3-4 weeks prior to the professional practice experience, students were provided with a 9 question (step) process that allowed the student to reflect and think about what they wanted to obtain from the experience, what was needed to achieve and how they would assess if they met the objective. As a result they developed objectives that their clinical instructor (CI) could view and provide input on along with their faculty advisor. Students finalized the objectives during the second week of the PPE. At the completion of the experience, students were provided with a 6 question survey (3 Likert scale and 3 open ended). Survey participation was voluntary and the results were anonymous.
26 students (53% of the class) completed the survey and 85% found it helpful; 85% agreed that it caused them to reflect at a deeper level than developing objectives for other experiences; 73% agreed that it allowed them to engage in learning opportunities that they may not have had if they had not planned for them. The open ended questions revealed they liked the process as it allowed for more planning, reflection, growth as a student, confidence, assessing progress, and it directed the learning experience. What they didn’t like was centered more on the lack of clarity of the assignment, need for more faculty involvement for guidance, and that the process was time consuming. [By the time ELC 2016 occurs the presentation will have 2 classes of data - second class obtained at the end of April 2016]
Conclusions/Relevance to the conference theme: The Pursuit of Excellence in Physical Therapy Education
Conclusions: Students seemed to value a framework with reflection that allows them to develop learning objectives that are more meaningful and allowed for a more rich learning experience than without a framework. Assignment clarity and more faculty feedback is needed to optimize the experience for the student.

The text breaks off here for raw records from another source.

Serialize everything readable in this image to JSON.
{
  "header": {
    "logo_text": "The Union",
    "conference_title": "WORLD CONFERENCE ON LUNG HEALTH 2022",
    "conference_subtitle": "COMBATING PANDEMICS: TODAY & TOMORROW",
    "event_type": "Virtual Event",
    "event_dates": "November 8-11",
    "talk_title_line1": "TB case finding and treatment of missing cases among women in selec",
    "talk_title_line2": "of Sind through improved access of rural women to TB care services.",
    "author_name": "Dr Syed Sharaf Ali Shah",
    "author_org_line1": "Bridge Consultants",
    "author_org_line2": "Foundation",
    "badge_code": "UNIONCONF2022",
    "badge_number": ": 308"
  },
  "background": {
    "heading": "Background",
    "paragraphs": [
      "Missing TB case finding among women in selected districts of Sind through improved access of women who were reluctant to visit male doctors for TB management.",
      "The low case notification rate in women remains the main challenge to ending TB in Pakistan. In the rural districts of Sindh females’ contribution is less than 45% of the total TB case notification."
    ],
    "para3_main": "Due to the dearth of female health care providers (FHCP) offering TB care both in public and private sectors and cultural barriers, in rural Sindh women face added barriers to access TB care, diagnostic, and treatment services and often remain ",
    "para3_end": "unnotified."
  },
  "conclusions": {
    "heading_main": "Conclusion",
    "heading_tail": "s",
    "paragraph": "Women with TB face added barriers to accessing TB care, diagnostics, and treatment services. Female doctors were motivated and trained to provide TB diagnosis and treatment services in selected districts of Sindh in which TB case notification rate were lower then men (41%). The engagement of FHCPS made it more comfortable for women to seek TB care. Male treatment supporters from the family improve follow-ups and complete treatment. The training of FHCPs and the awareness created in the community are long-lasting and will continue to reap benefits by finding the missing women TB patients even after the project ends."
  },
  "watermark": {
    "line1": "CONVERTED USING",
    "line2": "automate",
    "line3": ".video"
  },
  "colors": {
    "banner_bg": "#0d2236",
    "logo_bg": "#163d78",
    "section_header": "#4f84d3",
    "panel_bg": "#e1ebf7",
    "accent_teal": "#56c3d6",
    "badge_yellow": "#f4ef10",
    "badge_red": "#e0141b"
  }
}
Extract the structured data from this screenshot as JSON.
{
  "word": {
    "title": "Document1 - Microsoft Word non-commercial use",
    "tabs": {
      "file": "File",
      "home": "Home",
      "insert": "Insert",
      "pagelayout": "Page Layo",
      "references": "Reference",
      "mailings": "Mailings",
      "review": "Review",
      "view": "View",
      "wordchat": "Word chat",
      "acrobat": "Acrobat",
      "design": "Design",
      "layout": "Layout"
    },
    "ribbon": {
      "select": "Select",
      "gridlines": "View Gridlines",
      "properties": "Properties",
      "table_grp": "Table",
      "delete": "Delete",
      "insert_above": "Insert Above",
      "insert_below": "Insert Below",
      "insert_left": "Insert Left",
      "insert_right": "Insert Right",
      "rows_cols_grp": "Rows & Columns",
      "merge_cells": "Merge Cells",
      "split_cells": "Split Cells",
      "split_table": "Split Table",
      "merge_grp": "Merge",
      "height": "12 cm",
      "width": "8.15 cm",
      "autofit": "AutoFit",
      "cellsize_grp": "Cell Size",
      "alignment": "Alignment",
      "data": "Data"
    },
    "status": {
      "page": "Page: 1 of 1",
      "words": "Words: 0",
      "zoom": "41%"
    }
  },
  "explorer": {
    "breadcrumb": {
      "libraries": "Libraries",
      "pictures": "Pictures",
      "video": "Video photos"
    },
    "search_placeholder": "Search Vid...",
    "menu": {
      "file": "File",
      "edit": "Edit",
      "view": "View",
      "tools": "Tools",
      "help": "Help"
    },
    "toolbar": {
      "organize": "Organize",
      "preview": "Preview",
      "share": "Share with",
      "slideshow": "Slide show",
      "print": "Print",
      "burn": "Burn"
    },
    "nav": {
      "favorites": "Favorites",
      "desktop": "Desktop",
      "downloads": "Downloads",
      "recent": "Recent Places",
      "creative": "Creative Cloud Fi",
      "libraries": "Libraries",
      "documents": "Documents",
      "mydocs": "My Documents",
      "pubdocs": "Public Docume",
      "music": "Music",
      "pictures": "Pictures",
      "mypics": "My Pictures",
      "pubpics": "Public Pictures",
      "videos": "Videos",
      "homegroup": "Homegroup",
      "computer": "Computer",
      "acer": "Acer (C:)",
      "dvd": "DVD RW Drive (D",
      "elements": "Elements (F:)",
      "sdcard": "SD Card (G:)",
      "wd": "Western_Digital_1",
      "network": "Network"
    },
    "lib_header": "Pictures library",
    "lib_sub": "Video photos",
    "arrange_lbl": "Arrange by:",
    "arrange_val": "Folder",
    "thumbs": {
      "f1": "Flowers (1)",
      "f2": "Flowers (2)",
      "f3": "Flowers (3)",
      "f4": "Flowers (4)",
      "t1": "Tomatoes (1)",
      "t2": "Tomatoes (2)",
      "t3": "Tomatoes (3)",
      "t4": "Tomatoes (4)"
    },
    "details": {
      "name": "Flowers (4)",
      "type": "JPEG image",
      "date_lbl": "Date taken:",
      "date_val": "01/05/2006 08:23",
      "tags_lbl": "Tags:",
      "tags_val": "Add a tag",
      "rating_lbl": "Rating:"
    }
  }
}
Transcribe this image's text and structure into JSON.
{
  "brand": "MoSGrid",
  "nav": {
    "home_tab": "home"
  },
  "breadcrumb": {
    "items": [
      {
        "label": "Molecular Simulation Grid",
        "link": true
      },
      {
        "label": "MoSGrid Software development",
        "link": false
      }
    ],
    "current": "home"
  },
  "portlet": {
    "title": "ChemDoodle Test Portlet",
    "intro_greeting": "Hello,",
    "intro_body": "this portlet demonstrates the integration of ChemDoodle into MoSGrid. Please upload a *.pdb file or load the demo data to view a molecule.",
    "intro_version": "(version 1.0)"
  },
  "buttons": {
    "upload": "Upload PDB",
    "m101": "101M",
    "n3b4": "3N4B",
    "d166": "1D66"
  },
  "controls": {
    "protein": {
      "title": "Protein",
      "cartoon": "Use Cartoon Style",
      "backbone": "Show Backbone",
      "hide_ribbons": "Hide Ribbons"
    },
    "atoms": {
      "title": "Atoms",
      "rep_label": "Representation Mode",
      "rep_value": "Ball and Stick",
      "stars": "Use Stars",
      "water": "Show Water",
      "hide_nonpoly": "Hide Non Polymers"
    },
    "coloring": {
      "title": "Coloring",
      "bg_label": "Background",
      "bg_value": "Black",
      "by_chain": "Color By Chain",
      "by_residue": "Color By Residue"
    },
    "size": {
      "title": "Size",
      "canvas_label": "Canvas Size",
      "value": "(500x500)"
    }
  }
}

Relevance: Since students in the health professions are required to participate in professional practice educational experiences, providing them with a process to develop solid objectives should allow a deeper learning experience that optimizes opportunities. This is applicable to CIs/CCCEs by providing them with knowledge of a guided process can allow for improved integration of student objectives.
1. Furze J, Black L, Peck K, Jensen G, M. Student perceptions of a community engagement experience: Exploration of reflections on social responsibility and professional formation. PHYSIOTHER THEORY PRACT. 2011;27(6):411-421.
2. Hayward LM, Blackmer B. A model for teaching and assessing core values development in doctor of physical therapy students. J PHYS THER EDUC. 2010;24(3):16-26.
3. Jensen GM, Paschal KA. Habits of mind: Student transition toward virtuous practice. J PHYS THER EDUC. 2000;14(3):42-47.
4. Lähteenmäaki M. Reflectivity in supervised practice: Conventional and transformative approaches to physiotherapy. LEARN HEALTH SOC CARE. 2005;4(1):18-28.
5. Medina MS. New practitioners forum. using the three e's (emphasis, expectations, and evaluation) to structure writing objectives for pharmacy practice experiences. AM J HEALTH SYST PHARM AJHP. 2010;67(7):516.
6. Paterson C, Chapman J. Enhancing skills of critical reflection to evidence learning in professional practice. PHYS THER SPORT. 2013;14(3):133-138.